Эстетика французского философа Анри Бергсона, основанная на его же теории нематериальной чистой «длительности» как первоосновы всего сущего (в связи с чем философ объявлял память практически неотделимой от восприятия и способной интерполировать прошлое в настоящее, сводя воедино в интуиции многочисленные моменты «длительности»), требовала от художников и поэтов «снятия вуали», которая якобы отделяет человека от его сознания. Но только — «обычного человека», для которого эта «вуаль» плотна и непрозрачна. Что касается художников и поэтов, то они, считал Бергсон, способны прорываться к сознанию сквозь эту «вуаль».[284]
Американский психолог и философ Уильям Джемс рассматривал, в свою очередь, психику человека как феномен «потока сознания». «Мы то видим, то слышим, то рассуждаем, то хотим, то вспоминаем, то ожидаем, то любим, то ненавидим; и мы знаем, что наши сознания заняты попеременно сотнею других способов… — писал Джемс. — Сознание никогда не рисуется самому себе раздробленным на куски. Выражения вроде „цепи“ или „ряда“ не рисуют сознания так, как оно представляется самому себе. В нем нет ничего, что могло бы связываться, — оно течет. Поэтому метафора „река“ либо „поток“ всего естественнее рисует сознание».[285]
В сплаве упомянутых выше воззрений Бергсона и Джемса с теорией сублимации Зигмунда Фрейда (согласно которой история цивилизации есть не что иное, как итог компромисса между бессознательными сексуальными влечениями людей и требованиями реальной действительности) и образовались разнообразные философско-эстетические модуляции созданных в русле литературной школы «потока сознания» произведений Марселя Пруста, Гертруды Стайн, Вирджинии Вулф, Джеймса Джойса и других представителей этого художественного направления.
Но возвратимся к начатому было нами разговору о романе Джойса «Поминки по Финнегану» и сразу же отметим, что в отличие от романа «Улисс», наиболее значительного из джойсовских произведений, которое к настоящему времени исследовано со всех точек зрения едва ли не досконально, изучение «Поминок по Финнегану», «романа-шифра», как его иногда называют, сейчас находится еще в самом разгаре.[286] Дело в том, что словесная ткань этого последнего произведения Джойса состоит из сложнейших каламбуров, из придуманных самим автором сочетаний частей слов, а также слов, взятых из разных языков, из звукоподражательных единиц, анаграмм и закодированных фразеологических единств, из фонетического сближения различных слов. Между прочим, Джойс предназначал этот роман для чтения вслух, считая, что созданный им текст апеллирует прежде всего «к слуху, а не к зрению».[287]
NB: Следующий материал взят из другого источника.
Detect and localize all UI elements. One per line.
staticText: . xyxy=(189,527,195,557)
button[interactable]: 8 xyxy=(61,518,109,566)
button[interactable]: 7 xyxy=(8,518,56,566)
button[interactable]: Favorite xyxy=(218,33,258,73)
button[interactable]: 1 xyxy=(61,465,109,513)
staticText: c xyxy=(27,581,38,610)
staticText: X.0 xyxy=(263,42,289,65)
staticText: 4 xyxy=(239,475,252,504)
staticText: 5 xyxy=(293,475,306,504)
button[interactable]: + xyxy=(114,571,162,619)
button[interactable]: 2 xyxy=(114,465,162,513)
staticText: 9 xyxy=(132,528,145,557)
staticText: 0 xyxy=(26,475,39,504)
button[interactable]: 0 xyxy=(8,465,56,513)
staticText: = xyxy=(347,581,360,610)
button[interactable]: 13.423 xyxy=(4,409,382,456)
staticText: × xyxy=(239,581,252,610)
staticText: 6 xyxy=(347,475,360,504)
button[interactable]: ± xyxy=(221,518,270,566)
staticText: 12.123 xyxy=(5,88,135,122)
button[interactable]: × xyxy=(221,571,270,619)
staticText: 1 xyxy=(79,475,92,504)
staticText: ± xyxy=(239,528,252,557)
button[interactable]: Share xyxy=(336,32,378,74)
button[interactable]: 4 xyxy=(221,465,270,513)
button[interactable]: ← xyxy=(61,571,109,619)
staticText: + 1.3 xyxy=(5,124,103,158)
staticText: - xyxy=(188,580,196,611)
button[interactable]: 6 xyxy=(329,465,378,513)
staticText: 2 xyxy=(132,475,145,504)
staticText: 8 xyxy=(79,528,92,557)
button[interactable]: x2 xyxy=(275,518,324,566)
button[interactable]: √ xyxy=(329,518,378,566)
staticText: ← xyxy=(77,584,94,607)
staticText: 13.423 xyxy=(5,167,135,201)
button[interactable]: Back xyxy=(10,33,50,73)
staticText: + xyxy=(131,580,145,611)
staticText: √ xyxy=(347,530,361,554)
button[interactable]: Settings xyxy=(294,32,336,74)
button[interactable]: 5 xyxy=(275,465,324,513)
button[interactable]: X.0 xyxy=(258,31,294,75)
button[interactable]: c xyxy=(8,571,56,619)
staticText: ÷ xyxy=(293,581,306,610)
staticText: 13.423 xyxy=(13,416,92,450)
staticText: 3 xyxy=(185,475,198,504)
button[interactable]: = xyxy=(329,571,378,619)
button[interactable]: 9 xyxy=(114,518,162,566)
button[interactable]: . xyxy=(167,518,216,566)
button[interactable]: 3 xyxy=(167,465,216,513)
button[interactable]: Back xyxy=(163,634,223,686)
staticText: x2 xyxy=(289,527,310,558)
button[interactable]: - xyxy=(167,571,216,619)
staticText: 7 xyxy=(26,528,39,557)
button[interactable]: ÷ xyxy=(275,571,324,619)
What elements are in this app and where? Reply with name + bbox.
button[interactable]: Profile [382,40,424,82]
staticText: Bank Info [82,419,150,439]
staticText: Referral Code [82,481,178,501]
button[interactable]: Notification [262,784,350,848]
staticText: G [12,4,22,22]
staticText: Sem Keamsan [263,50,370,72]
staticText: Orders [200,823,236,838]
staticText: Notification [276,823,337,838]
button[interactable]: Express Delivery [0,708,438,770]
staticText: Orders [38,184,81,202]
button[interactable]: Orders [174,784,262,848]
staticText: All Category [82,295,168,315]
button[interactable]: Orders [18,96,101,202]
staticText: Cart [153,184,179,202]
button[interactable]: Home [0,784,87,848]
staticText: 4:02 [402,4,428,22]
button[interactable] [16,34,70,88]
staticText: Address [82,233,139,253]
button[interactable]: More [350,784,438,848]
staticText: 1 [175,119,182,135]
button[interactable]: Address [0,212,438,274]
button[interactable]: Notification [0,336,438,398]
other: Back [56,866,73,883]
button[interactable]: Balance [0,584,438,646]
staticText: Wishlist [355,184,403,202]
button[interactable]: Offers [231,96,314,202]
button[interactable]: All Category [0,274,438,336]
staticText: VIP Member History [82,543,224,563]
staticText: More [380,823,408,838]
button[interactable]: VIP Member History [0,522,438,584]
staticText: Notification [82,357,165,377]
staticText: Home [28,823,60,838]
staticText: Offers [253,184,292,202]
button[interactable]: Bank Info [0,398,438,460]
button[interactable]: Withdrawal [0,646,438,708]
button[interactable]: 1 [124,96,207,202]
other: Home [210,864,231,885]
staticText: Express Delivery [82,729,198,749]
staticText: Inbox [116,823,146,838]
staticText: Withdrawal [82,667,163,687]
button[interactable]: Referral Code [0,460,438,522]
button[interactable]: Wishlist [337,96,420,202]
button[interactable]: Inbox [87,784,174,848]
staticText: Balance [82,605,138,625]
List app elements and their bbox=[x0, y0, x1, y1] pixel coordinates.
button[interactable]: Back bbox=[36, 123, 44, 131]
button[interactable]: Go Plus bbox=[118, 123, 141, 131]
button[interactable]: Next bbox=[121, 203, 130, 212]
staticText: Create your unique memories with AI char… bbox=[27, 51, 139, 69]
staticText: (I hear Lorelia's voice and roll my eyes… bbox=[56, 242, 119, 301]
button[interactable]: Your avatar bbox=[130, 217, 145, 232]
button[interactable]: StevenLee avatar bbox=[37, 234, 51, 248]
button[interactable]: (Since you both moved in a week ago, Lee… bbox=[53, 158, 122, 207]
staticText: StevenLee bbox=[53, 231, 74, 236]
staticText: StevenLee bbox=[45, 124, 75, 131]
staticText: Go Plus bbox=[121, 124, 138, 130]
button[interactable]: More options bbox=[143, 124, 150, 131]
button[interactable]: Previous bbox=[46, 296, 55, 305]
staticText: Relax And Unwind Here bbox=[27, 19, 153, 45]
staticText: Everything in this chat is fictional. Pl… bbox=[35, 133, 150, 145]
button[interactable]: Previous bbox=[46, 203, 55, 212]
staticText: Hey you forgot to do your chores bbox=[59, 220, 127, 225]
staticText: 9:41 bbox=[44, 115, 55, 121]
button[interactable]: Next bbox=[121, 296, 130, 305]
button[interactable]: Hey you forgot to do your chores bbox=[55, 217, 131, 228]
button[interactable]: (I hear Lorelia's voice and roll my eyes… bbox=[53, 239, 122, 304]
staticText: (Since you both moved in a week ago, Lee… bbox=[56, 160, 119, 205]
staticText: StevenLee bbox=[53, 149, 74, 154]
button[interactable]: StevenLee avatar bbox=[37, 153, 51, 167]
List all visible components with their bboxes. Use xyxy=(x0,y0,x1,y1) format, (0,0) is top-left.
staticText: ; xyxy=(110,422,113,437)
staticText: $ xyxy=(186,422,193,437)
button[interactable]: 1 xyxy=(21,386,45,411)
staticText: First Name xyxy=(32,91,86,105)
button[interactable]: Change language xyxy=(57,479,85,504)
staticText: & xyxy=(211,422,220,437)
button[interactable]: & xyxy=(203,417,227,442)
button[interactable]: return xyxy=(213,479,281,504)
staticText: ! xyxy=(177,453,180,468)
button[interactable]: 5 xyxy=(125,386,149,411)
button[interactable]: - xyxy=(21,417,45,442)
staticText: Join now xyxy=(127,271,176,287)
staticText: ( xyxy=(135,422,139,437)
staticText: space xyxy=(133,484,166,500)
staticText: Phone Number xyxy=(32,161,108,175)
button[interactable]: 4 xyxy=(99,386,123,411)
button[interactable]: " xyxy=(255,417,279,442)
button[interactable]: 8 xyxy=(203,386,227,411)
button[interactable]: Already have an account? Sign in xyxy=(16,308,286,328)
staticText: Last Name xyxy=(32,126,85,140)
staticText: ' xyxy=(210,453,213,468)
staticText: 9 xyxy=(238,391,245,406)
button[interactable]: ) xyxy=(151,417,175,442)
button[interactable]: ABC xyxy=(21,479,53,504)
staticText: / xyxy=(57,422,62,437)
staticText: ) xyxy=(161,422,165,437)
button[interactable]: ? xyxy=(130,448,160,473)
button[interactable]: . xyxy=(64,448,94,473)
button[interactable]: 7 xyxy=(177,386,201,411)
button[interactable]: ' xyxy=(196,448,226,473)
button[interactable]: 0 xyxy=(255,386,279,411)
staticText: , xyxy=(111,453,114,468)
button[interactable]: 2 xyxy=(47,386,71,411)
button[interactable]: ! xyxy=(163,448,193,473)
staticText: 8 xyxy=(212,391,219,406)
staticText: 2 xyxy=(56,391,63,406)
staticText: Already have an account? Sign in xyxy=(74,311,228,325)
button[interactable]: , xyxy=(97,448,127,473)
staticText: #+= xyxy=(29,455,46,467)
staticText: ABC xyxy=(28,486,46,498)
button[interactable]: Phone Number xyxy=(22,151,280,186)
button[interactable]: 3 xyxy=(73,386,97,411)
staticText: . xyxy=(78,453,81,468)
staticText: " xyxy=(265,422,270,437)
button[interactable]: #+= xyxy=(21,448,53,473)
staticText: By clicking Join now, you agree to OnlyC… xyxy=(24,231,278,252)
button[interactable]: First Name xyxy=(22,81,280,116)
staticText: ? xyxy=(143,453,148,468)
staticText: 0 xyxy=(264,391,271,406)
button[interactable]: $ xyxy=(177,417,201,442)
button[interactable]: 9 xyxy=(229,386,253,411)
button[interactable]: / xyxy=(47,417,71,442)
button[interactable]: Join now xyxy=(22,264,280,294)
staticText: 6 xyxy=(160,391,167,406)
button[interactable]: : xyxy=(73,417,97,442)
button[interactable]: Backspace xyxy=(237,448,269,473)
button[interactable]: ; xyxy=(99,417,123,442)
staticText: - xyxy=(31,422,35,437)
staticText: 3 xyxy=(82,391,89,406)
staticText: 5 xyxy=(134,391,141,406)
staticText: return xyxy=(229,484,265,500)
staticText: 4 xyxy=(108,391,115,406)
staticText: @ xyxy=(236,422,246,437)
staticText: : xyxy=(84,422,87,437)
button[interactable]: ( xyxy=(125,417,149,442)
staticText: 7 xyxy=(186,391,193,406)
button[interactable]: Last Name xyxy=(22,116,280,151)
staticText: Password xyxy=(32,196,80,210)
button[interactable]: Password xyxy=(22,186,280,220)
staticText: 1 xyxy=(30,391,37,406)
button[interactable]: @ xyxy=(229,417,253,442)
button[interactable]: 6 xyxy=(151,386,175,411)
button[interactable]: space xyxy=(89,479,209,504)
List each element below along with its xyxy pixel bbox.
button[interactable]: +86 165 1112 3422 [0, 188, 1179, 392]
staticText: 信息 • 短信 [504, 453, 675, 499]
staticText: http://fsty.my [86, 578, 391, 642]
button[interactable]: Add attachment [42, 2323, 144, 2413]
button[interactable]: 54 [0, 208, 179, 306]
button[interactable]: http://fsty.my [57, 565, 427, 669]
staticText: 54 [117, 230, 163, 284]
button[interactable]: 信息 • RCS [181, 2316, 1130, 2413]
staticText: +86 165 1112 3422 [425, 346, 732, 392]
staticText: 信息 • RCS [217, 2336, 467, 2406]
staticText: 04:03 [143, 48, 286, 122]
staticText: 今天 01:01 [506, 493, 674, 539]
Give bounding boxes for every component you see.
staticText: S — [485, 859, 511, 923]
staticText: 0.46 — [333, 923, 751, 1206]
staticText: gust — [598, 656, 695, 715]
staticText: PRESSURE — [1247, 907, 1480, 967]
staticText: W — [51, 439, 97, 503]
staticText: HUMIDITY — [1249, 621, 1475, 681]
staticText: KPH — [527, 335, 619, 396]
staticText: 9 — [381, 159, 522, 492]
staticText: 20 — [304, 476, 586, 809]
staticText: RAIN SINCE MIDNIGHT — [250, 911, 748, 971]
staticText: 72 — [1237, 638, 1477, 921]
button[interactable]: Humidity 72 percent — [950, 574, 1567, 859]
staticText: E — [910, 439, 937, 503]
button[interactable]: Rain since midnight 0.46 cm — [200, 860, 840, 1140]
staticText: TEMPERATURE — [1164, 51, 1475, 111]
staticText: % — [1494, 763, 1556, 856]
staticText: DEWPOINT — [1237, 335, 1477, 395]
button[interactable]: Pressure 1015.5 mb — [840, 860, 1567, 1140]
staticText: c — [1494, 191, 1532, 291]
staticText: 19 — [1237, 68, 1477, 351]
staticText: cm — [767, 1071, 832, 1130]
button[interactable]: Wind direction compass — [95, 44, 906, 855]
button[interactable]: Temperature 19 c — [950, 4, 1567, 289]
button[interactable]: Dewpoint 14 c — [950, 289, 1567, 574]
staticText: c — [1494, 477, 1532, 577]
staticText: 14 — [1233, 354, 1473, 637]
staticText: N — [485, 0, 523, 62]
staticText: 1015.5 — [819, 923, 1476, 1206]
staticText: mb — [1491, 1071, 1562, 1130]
Небезынтересно, что в названии своего романа, повторяющем название ирландской народной комической баллады «Finnegan's wake» (рассказывающей о подручном каменщика Тиме Финнегане, который пьяным сорвался с лесов и разбился насмерть, а когда перед погребением друзья стали справлять по нем поминки, — воскрес). Джойс сознательно отказался от непременного в таких случаях апострофа перед «s», обозначающего в английском языке притяжательный падеж. И сделал это, чтобы подчеркнуть: Финнеган — образ собирательный. Да и второе слово из названия — «wake» — означает не только «поминки перед погребением», но и «бдение у гроба», «бодрствование», а также такие действия, как «пробуждать», «оживлять», «воскрешать».